I’ve never wondered until just now whether anyone working on those kinds of models ran into problems with floating point bugs. I can imagine problematic scenarios, but I don’t know if it ever actually happened or if it would have been detected. That would make for an interesting study.

AbelianGrape@beehaw.org · edit-2 1 year ago

These would be performance regressions, not correctness errors. Specifically, some false dependencies between instructions. The result of that is that some instructions which could be executed immediately may instead have to wait for a previous instruction to finish, even though they don’t actually need its result. In the worst case, this can be really bad for performance, but it doesn’t look like the affected instructions are too likely to be bottlenecks. I could definitely be wrong though; I’d want to see some actual data.

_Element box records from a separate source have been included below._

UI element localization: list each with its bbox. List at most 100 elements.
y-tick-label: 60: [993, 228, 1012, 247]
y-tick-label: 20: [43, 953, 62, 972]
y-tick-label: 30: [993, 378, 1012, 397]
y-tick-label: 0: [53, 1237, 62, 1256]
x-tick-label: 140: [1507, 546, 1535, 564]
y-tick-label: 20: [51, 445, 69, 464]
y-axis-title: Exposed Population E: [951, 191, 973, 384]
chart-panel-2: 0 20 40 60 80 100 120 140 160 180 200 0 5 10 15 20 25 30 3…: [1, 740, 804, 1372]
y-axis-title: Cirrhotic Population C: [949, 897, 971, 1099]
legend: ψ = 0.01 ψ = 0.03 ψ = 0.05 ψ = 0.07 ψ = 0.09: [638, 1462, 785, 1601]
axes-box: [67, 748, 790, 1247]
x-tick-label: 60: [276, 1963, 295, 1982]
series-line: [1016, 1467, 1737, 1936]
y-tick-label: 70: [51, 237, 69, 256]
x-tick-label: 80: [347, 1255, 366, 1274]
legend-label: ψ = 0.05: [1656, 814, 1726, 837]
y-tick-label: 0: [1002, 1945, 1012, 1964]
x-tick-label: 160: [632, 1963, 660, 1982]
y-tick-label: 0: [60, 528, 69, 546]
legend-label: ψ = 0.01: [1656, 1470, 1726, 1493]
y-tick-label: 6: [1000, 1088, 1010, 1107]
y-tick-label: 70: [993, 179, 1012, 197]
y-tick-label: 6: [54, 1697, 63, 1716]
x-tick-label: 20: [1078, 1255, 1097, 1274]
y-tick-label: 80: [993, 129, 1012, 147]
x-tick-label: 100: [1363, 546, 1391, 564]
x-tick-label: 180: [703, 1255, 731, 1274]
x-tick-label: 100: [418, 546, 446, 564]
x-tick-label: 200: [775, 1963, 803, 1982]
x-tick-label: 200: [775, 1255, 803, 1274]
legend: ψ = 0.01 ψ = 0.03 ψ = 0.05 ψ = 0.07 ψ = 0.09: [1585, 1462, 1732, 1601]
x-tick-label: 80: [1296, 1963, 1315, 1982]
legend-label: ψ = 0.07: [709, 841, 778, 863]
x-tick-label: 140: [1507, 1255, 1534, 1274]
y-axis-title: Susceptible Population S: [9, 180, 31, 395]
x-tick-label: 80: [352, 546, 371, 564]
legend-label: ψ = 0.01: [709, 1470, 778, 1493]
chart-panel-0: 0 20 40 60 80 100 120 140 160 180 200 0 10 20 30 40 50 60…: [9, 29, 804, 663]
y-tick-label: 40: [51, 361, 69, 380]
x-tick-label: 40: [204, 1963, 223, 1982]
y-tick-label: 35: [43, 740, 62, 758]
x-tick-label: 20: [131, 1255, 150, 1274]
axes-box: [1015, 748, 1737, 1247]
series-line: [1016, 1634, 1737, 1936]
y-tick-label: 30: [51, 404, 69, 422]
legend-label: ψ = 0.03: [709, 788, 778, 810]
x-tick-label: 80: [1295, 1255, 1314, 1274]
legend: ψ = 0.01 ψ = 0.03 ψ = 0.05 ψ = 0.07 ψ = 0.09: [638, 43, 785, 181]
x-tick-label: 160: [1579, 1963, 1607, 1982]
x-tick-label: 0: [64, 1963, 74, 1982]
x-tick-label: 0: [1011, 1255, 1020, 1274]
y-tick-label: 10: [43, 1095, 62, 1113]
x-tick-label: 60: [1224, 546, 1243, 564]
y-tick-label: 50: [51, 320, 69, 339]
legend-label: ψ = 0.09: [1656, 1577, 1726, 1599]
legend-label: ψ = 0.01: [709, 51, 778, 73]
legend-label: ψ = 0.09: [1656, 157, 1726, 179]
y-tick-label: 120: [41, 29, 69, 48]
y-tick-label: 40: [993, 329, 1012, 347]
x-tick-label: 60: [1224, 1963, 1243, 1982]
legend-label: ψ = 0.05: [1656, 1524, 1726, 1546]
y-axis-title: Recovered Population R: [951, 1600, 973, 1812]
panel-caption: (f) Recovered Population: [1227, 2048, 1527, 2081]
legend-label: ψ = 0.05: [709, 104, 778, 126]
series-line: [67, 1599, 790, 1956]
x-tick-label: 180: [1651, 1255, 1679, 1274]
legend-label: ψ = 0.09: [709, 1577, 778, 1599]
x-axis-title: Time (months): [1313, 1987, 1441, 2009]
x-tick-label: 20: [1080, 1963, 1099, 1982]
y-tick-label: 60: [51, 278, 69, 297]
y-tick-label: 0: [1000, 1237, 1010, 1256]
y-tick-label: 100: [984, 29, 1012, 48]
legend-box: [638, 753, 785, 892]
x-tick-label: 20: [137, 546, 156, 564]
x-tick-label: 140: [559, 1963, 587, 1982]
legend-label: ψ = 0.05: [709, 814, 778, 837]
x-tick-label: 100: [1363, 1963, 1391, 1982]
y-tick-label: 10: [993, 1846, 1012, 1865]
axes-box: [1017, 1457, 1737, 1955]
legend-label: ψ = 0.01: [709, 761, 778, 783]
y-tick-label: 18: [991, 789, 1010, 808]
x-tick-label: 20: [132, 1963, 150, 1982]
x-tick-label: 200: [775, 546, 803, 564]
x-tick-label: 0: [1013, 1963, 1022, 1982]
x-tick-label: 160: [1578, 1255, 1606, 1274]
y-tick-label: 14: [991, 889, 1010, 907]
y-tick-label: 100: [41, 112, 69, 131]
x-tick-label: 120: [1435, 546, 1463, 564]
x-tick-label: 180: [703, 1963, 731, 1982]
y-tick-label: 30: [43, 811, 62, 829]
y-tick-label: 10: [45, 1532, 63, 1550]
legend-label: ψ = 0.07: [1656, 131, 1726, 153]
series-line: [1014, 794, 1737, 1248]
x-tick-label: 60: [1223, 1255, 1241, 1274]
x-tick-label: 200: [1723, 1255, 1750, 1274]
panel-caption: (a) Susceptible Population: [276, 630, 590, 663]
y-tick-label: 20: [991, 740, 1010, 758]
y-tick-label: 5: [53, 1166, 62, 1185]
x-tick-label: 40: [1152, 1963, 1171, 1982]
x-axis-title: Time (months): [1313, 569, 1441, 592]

The pentium fdiv bug, on the other hand, was a correctness bug and was a catastrophic problem for some workloads. It was absolutely detected - it was found outside of Intel!

SatanicNotMessianic · 1 year ago

Thanks for the clarification!

I remember having to learn about fp representations in a numerical analysis class and some of the things you had to worry about back then, but by the time I ended up doing work where I’d actually have to worry about it, most of the gotchas had been taken care of so I largely stopped paying attention to the topic.